Trauma program director Revels says events like the Tuscaloosa-Birmingham tornado, the Las Vegas shooting, or any number of other such events require providers and hospitals “to step up and meet the needs we would have if this were to happen to us. These events around the world are not fiction. They are real; they are happening. We hope and pray this does not happen here, but if it does, we’ll be ready.”

Robertson recalls that at the DCH Regional Medical Center in Tuscaloosa after the tornado, health care workers were using Sharpies to put identifying names and numbers on the foreheads and arms of the injured patients. “Our ED now has three cases of Sharpies squirreled away,” he says. “And from the Las Vegas event we heard that one of the facilities experienced so much blood in the ED that it was freaking out the nonclinical and non-ED folks who weren’t used to seeing floors wet with blood. Now our ED has a 50-pound bag of blood-absorbent material stowed away.”

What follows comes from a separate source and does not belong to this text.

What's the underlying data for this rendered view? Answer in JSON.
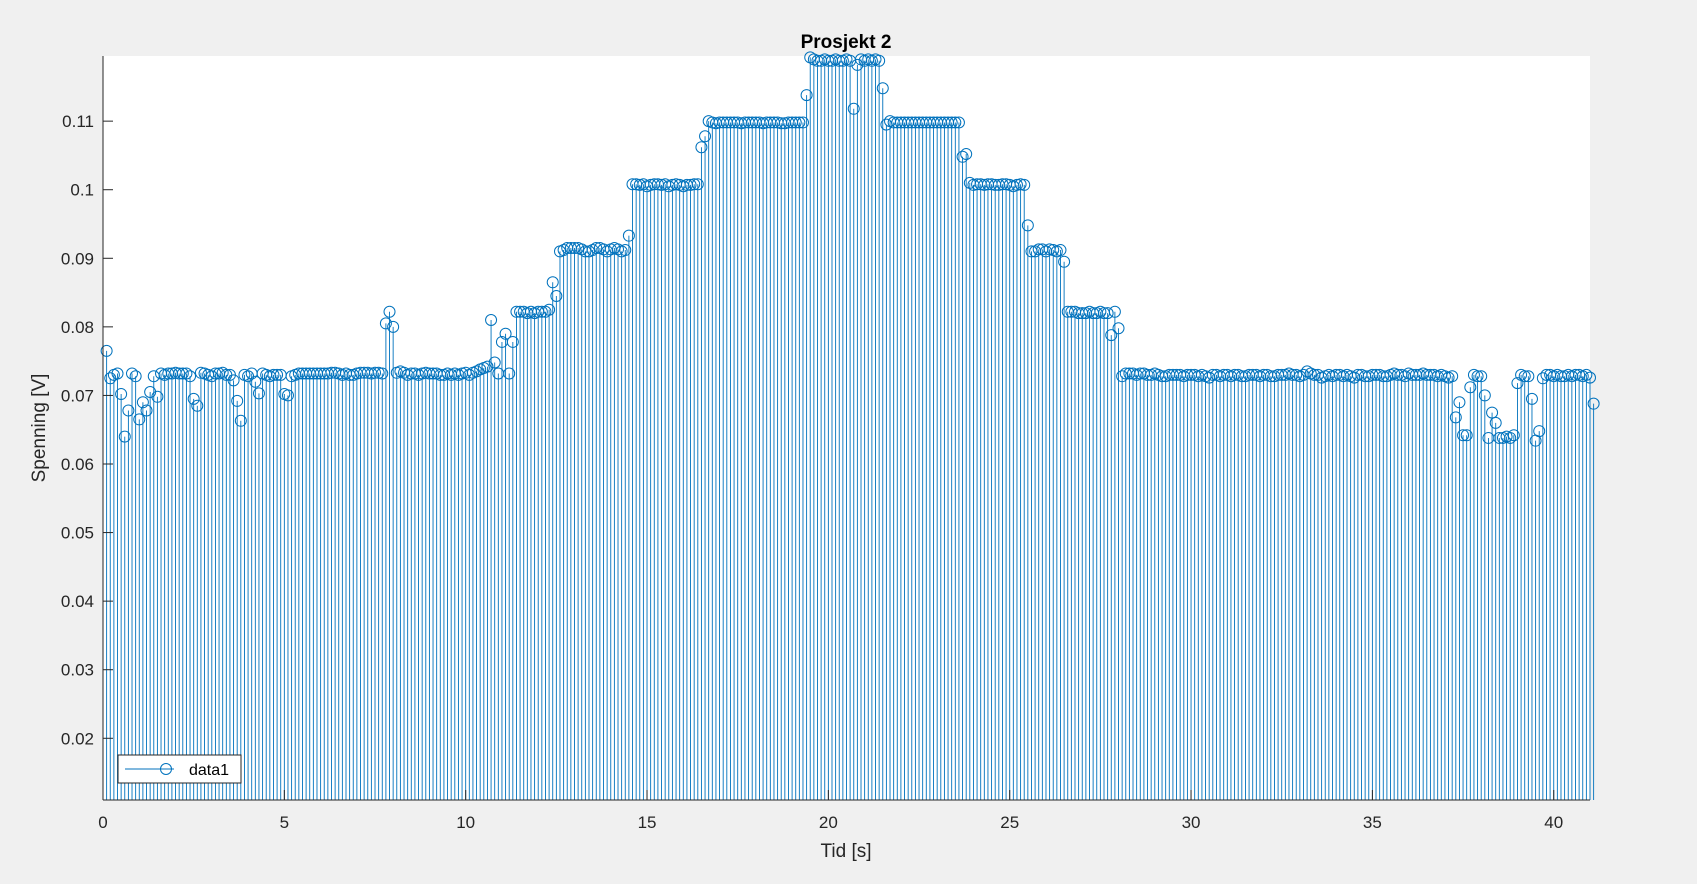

In preparing for extraordinary events, “Anything we can do to talk about the what-if situations creates a readiness mindset,” Robertson says. “It builds relationships between all of the departments working toward a preparedness goal.” Since he and the others undertook this work, he has heard: It’s great that we have this entire collective of departments able to work together. . . . It’s wonderful to be able to put faces to names. . . . It’s comforting to know what people are going to be able to do.

“And I hear clinicians say, ‘Wow, lab is actually going to come to the ED to do this work. That eliminates the giant step of having to send a sample to the lab and wait for it to come back. It eliminates the possibility of misidentifying, misplacing, or losing track of a patient. It is amazing.’”

Valerie Neff Newitt is a writer in Audubon, Pa.